Alternatives to Hospitals

 

The reduction in the number of hospital beds, since the 1950s, has provided the opportunity for the development of a number of alternatives to the hospital for acute psychiatric treatment. Small, non-coercive, open-door, domestic settings providing essentially the same services as a psychiatric hospital unit have been operating for decades in many places around the world including Boulder, Colorado; Vancouver, British Columbia; Trieste, Italy; and cities in the Netherlands. These alternative settings are in the same tradition as the York Retreat – small, normalizing facilities that are open-door and genuinely in the community, allowing the user to stay in touch with his or her friends, relatives, work and social life. They are more flexible and non-coercive than hospitals and often based more on peer relationships than on hierarchical power structures. They can offer opportunities to residents to be involved in the operation of the treatment environment. If costs can be kept lower than hospital care, the pace of treatment in the alternative setting need not be as rapid and it becomes more possible to offer a more quiet form of genuine asylum.

 

The recent growth in the use of alternative settings of this type in Britain is an important trend which has been made possible by the closure of psychiatric hospitals and encouraged by the precepts of the Recovery Movement.
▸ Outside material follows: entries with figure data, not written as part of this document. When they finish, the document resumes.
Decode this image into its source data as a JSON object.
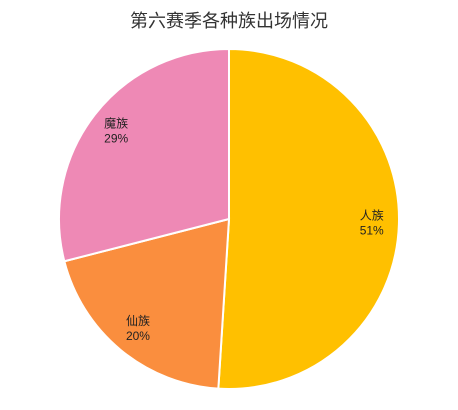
{
  "chart_data": {
    "type": "pie",
    "title": "第六赛季各种族出场情况",
    "categories": [
      "人族",
      "仙族",
      "魔族"
    ],
    "values": [
      51,
      20,
      29
    ],
    "value_labels": [
      "51%",
      "20%",
      "29%"
    ],
    "colors": [
      "#ffc000",
      "#fa8e3e",
      "#ee89b5"
    ]
  }
}
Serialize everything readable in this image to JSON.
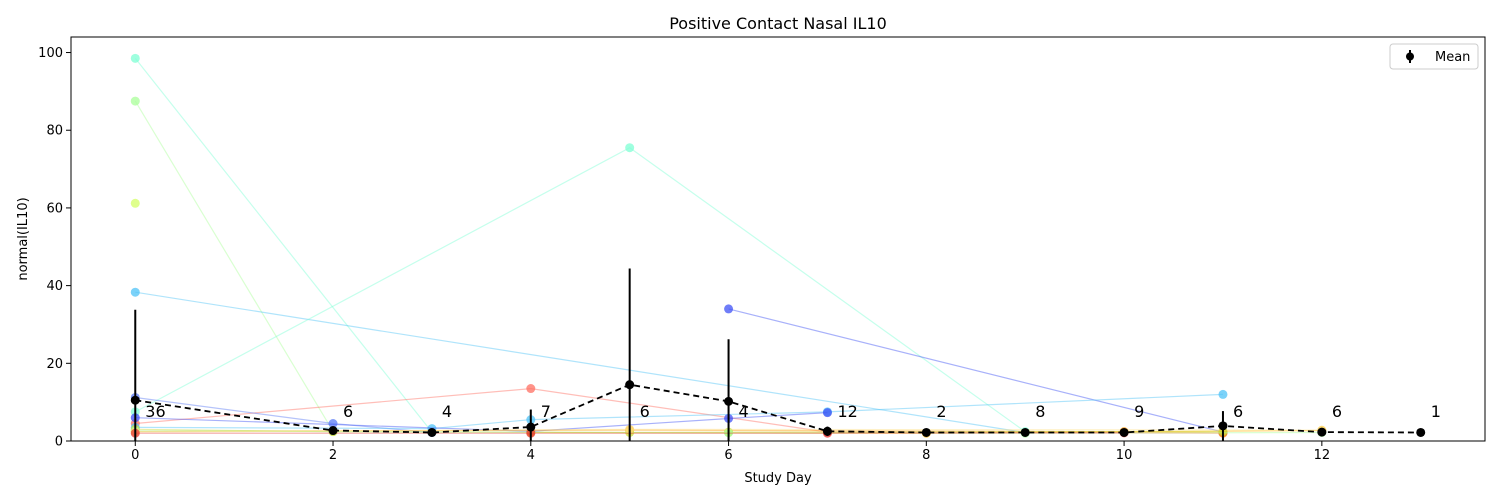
{
  "chart_data": {
    "type": "line",
    "title": "Positive Contact Nasal IL10",
    "xlabel": "Study Day",
    "ylabel": "normal(IL10)",
    "xlim": [
      -0.65,
      13.65
    ],
    "ylim": [
      0,
      104
    ],
    "xticks": [
      0,
      2,
      4,
      6,
      8,
      10,
      12
    ],
    "yticks": [
      0,
      20,
      40,
      60,
      80,
      100
    ],
    "grid": false,
    "legend": {
      "placement": "top-right",
      "entries": [
        "Mean"
      ]
    },
    "series": [
      {
        "color": "#7fffd4",
        "points": [
          [
            0,
            98.5
          ],
          [
            3,
            2.3
          ]
        ]
      },
      {
        "color": "#aaff99",
        "points": [
          [
            0,
            87.5
          ],
          [
            2,
            2.5
          ]
        ]
      },
      {
        "color": "#d4ff66",
        "points": [
          [
            0,
            61.2
          ]
        ]
      },
      {
        "color": "#4fc3f7",
        "points": [
          [
            0,
            38.3
          ],
          [
            9,
            2.2
          ]
        ]
      },
      {
        "color": "#7fffd4",
        "points": [
          [
            0,
            7.5
          ],
          [
            5,
            75.5
          ],
          [
            9,
            2.4
          ]
        ]
      },
      {
        "color": "#ff6f61",
        "points": [
          [
            0,
            4.5
          ],
          [
            4,
            13.5
          ],
          [
            7,
            2.3
          ],
          [
            11,
            2.0
          ]
        ]
      },
      {
        "color": "#3f51f5",
        "points": [
          [
            6,
            34.0
          ],
          [
            11,
            2.3
          ]
        ]
      },
      {
        "color": "#5b7bf5",
        "points": [
          [
            0,
            11.2
          ],
          [
            2,
            4.5
          ],
          [
            3,
            2.2
          ]
        ]
      },
      {
        "color": "#4fc3f7",
        "points": [
          [
            0,
            3.5
          ],
          [
            3,
            3.2
          ],
          [
            4,
            5.5
          ],
          [
            7,
            7.5
          ],
          [
            11,
            12.0
          ]
        ]
      },
      {
        "color": "#3f51f5",
        "points": [
          [
            0,
            6.0
          ],
          [
            4,
            2.5
          ],
          [
            6,
            5.8
          ],
          [
            7,
            7.3
          ]
        ]
      },
      {
        "color": "#ff9800",
        "points": [
          [
            0,
            2.5
          ],
          [
            5,
            2.8
          ],
          [
            10,
            2.4
          ],
          [
            11,
            2.1
          ]
        ]
      },
      {
        "color": "#ffb300",
        "points": [
          [
            4,
            2.2
          ],
          [
            8,
            2.0
          ],
          [
            12,
            2.7
          ]
        ]
      },
      {
        "color": "#cddc39",
        "points": [
          [
            0,
            3.0
          ],
          [
            2,
            2.4
          ],
          [
            5,
            2.2
          ],
          [
            6,
            2.3
          ],
          [
            11,
            2.5
          ]
        ]
      },
      {
        "color": "#aaff99",
        "points": [
          [
            0,
            2.6
          ],
          [
            6,
            2.1
          ],
          [
            9,
            2.0
          ],
          [
            12,
            2.2
          ]
        ]
      },
      {
        "color": "#ffe082",
        "points": [
          [
            0,
            2.3
          ],
          [
            5,
            3.0
          ],
          [
            12,
            2.8
          ]
        ]
      },
      {
        "color": "#e53935",
        "points": [
          [
            0,
            2.0
          ],
          [
            4,
            2.0
          ],
          [
            7,
            2.0
          ],
          [
            10,
            2.1
          ]
        ]
      }
    ],
    "mean": {
      "name": "Mean",
      "x": [
        0,
        2,
        3,
        4,
        5,
        6,
        7,
        8,
        9,
        10,
        11,
        12,
        13
      ],
      "y": [
        10.5,
        2.7,
        2.2,
        3.6,
        14.5,
        10.2,
        2.5,
        2.2,
        2.2,
        2.2,
        3.9,
        2.3,
        2.2
      ],
      "err": [
        23.3,
        0.5,
        0.4,
        4.5,
        29.9,
        16.0,
        1.2,
        0.3,
        0.3,
        0.3,
        3.8,
        0.3,
        0.0
      ]
    },
    "counts": [
      {
        "x": 0,
        "label": "36"
      },
      {
        "x": 2,
        "label": "6"
      },
      {
        "x": 3,
        "label": "4"
      },
      {
        "x": 4,
        "label": "7"
      },
      {
        "x": 5,
        "label": "6"
      },
      {
        "x": 6,
        "label": "4"
      },
      {
        "x": 7,
        "label": "12"
      },
      {
        "x": 8,
        "label": "2"
      },
      {
        "x": 9,
        "label": "8"
      },
      {
        "x": 10,
        "label": "9"
      },
      {
        "x": 11,
        "label": "6"
      },
      {
        "x": 12,
        "label": "6"
      },
      {
        "x": 13,
        "label": "1"
      }
    ]
  }
}
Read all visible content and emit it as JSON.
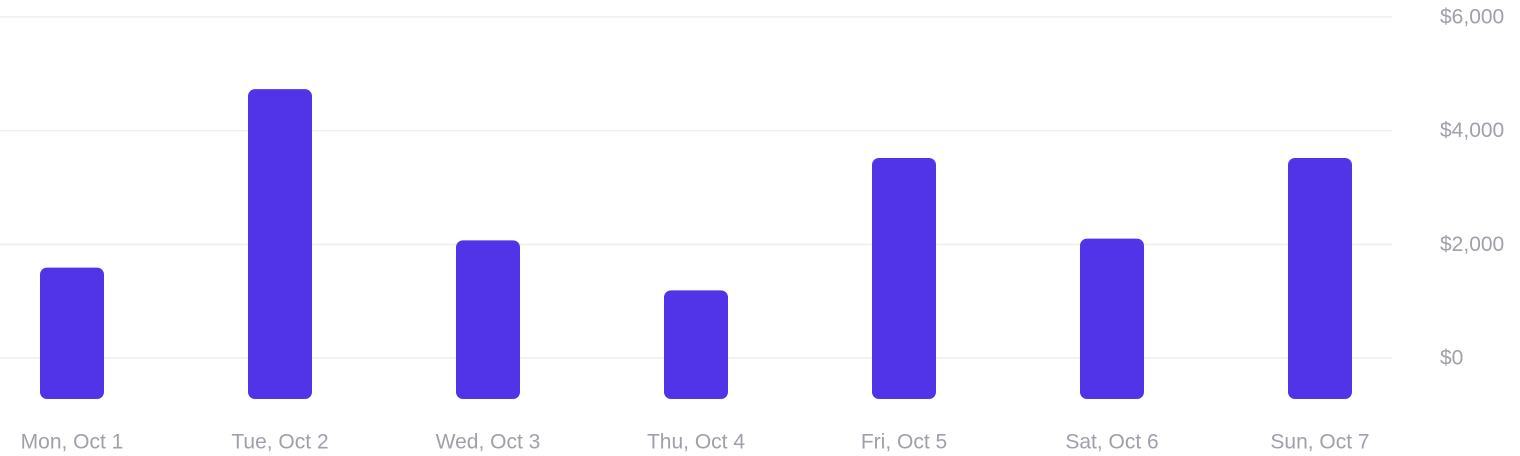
{
  "chart_data": {
    "type": "bar",
    "title": "",
    "xlabel": "",
    "ylabel": "",
    "categories": [
      "Mon, Oct 1",
      "Tue, Oct 2",
      "Wed, Oct 3",
      "Thu, Oct 4",
      "Fri, Oct 5",
      "Sat, Oct 6",
      "Sun, Oct 7"
    ],
    "values": [
      1590,
      4730,
      2070,
      1190,
      3520,
      2100,
      3520
    ],
    "ylim": [
      0,
      6000
    ],
    "yticks": [
      0,
      2000,
      4000,
      6000
    ],
    "ytick_labels": [
      "$0",
      "$2,000",
      "$4,000",
      "$6,000"
    ],
    "y_axis_position": "right",
    "grid": true,
    "legend": "none",
    "bar_color": "#5234e8",
    "grid_color": "#eeeef0",
    "label_color": "#a0a0aa"
  }
}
The Recovery Model has emphasized the importance of patient empowerment and interpersonal support, and in line with this focus, hospital alternatives offer a treatment approach in which paternalism and coercion are reduced and peer support is emphasized. They provide a different treatment atmosphere with more autonomy for staff and residents. Their cost-effectiveness, greater emphasis on human interaction rather than medication, and improved user-satisfaction are important benefits. We should be aware, however, that, especially in the U.S., there is often a drive to increase the size of such facilities, lock the doors, and introduce the use of restraints and seclusion, reflecting the dynamic tension between the drive to security and cost-efficiency, on the one hand, and human-scale, personalized care on the other.